O dia seguinte veio com um aspecto fúnebre, esquisito e desanimado. Anna ainda estava deitada na cama de seu quarto, os olhos esverdeados fixos no teto subterrâneo completamente pensativa. Não conseguira descansar naquela noite, passando horas acordada e ponderando sobre sua decisão. Achou irônico porque passou boa parte de sua vida procurando tirar a vida do próprio pai e ali, agora, depois de ouvir as palavras proferidas por V, resolveu questionar-se. Até o dia anterior tinha certeza absoluta que queria matá-lo, mas esbarrou-se com o pensamento de se deveria fazê-lo. Querer é diferente de poder ou dever. Tinha que admitir que as palavras de V fazia sentido, mas isso contrariava tudo o que Anna sempre buscou. Ia contra cada promessa feita a si mesma e para sua falecida mãe.
Ele era o responsável por tudo o que aconteceu e mudou o rumo de sua vida para sempre. O desgraçado que matou, mesmo que indiretamente, sua amada mãe e a fez passar por dolorosas torturas e submetida à rato de laboratório e brinquedo. Ele era o seu pai.
No entanto, se nada tivesse acontecido, teria Anna conhecido V? Teria se tornado a mulher forte, madura e convicta que era hoje? Teria encontrado, conhecido e sentido amor como o que sentia por V? Provavelmente... Aliás, dificilmente. Então, o que decidir? Matá-lo como punição e conclusão de sua vendeta particular, tornando-se um monstro igual ao de seu pai... Ou deixá-lo vivo como uma estranha forma de agradecimento, além de mostrar ser melhor que ele e não viver com o peso de tê-lo assassinado? Novamente, o que decidir?
Seus atos eram imperdoáveis, mas as dela eram uma dádiva.
"O que decidir?", pensava repetidamente.
Um pulo e Anna estava de pé, resmungando de dor ao ponto de quase voltar à cama. Ainda sentia as consequências de tortura em cada parte do corpo. Demoraria para se recuperar por completo mas, até lá, deveria tomar mais cuidado e não se movimentar de forma tão brusca ou rápida demais.

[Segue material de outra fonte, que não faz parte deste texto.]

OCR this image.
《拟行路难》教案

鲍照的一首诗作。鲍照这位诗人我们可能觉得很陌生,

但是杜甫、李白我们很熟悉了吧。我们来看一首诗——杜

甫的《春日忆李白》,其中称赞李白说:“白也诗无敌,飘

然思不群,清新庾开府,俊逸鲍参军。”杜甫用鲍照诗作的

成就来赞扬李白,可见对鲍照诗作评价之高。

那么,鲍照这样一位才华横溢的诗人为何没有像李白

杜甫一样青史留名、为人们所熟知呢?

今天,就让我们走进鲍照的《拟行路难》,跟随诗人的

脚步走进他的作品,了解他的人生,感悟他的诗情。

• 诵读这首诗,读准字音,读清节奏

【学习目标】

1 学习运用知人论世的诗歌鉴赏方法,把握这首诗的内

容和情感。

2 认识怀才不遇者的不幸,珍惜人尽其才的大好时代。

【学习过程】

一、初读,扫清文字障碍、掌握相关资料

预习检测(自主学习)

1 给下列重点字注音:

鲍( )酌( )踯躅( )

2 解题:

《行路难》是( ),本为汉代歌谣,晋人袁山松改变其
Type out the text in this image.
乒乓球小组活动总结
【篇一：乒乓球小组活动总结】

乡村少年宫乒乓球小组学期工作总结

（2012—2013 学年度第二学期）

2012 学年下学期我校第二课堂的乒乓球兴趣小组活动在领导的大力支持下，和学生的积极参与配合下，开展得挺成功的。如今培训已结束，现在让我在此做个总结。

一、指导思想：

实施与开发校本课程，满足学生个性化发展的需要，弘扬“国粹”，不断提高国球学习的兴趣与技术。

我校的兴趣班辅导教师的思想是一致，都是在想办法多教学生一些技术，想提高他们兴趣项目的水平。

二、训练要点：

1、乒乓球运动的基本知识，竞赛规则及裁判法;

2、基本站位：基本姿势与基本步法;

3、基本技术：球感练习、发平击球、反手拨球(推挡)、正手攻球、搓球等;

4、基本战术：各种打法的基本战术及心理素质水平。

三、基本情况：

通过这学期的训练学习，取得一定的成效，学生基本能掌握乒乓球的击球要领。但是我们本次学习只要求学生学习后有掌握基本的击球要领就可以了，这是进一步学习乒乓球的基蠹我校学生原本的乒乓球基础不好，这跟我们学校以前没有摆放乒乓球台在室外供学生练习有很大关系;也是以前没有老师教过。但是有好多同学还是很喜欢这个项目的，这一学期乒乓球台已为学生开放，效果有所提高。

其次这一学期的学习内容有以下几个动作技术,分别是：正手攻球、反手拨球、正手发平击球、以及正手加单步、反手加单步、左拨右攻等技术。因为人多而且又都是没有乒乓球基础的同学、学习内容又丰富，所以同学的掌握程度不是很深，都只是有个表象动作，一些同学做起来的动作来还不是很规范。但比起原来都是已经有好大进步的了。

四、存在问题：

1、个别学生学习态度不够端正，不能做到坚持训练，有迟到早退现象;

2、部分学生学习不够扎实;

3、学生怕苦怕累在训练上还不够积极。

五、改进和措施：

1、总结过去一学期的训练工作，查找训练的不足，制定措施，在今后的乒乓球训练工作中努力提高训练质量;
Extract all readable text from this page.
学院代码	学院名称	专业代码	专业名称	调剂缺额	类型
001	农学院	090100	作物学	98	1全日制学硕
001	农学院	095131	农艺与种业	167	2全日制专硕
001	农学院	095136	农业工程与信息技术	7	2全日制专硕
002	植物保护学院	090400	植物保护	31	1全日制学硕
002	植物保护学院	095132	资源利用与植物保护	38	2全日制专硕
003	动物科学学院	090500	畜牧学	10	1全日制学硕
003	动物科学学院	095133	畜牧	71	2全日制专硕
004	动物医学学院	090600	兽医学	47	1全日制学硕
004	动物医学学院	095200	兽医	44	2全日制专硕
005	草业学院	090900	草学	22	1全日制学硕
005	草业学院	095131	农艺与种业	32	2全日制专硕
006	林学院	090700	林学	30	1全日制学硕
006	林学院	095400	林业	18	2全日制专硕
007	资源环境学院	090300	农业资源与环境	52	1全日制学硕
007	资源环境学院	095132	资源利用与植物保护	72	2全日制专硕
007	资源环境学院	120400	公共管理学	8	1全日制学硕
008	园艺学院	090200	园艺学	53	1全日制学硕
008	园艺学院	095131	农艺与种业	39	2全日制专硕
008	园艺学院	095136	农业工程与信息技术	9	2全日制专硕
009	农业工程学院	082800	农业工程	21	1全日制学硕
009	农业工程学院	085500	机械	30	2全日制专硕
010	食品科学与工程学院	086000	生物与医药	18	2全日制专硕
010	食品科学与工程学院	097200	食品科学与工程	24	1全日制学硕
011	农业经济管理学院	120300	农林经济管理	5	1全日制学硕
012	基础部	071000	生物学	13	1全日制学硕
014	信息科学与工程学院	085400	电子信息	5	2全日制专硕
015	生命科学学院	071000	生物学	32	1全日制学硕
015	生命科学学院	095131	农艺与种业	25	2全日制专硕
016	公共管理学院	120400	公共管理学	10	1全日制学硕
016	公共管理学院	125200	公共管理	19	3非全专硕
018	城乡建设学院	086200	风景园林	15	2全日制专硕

Havia tomado a decisão. Agora era só procurar por V na Shadow Gallery.
V estava sentado na poltrona com um livro aberto nas mãos na sua habitual leitura silenciosa. Anna parou para admirar a tranquilidade com que ele fazia sua leitura e a concentração que possuía. Era como um pó mágico do esquecimento nela que já nem recordava-se do que fora fazer ali. Porém, quando ele baixou o livro, fechando-o sobre seu colo, viu que sua presença havia sido notada. Como sempre.
Pacientemente, V aguardou pela aproximação da jovem, um tanto ansiosa para saber sobre a decisão que tomara. Ele parecia tenso, havia alguma coisa que estava deixando o vigilante preocupado ou inquieto por mais que disfarçasse e sua máscara ocultasse.
Anna encheu os pulmões de ar e deu um suspiro baixo e longo antes de aproximar-se dele. O rosto dela era impassível de expressões, mas seu interior um caos de pensamentos e emoções. Parou em frente ao V, de pé, com as mãos impacientes pendendo em cada lado de seu corpo.
- Foi bastante difícil, mas finalmente tomei a minha decisão sobre o que fazer, V. - disse ela devagar, pronunciando cada palavra cuidadosamente. - E isso está acabando comigo.
A máscara virou-se em direção à Anna.
- Anna, há algo que é preciso que saiba. - ele retrucou antes que pudesse saber sobre a decisão dela. - Aconteceu um imprevisto, se assim posso dizer...
Ela franziu o cenho em total confusão e sem entender o que V queria dizer com aquilo. O que havia acontecido que não notara e, o mais incrível, não soube até então? Encontrou-se de repente trêmula e algo similar a dor atacar o seu coração. Não entrava exatamente em pânico porém algo parecido.
- Um imprevisto? Que tipo de imprevisto? - falava rápido demais, atropelando as palavras. - V, o que houve?
- Sente-se, querida. - pediu ele com delicadeza, pegando a mão dela com a sua enluvada. Assim que Anna obedeceu, sentando-se hesitante ao lado do mascarado, continuou. - É com pesar que digo isso, minha querida, mas o seu pai cometeu suicídio poucos minutos após o amanhecer. Quando entrei na cela, encontrei-o desfalecido segurando um papel...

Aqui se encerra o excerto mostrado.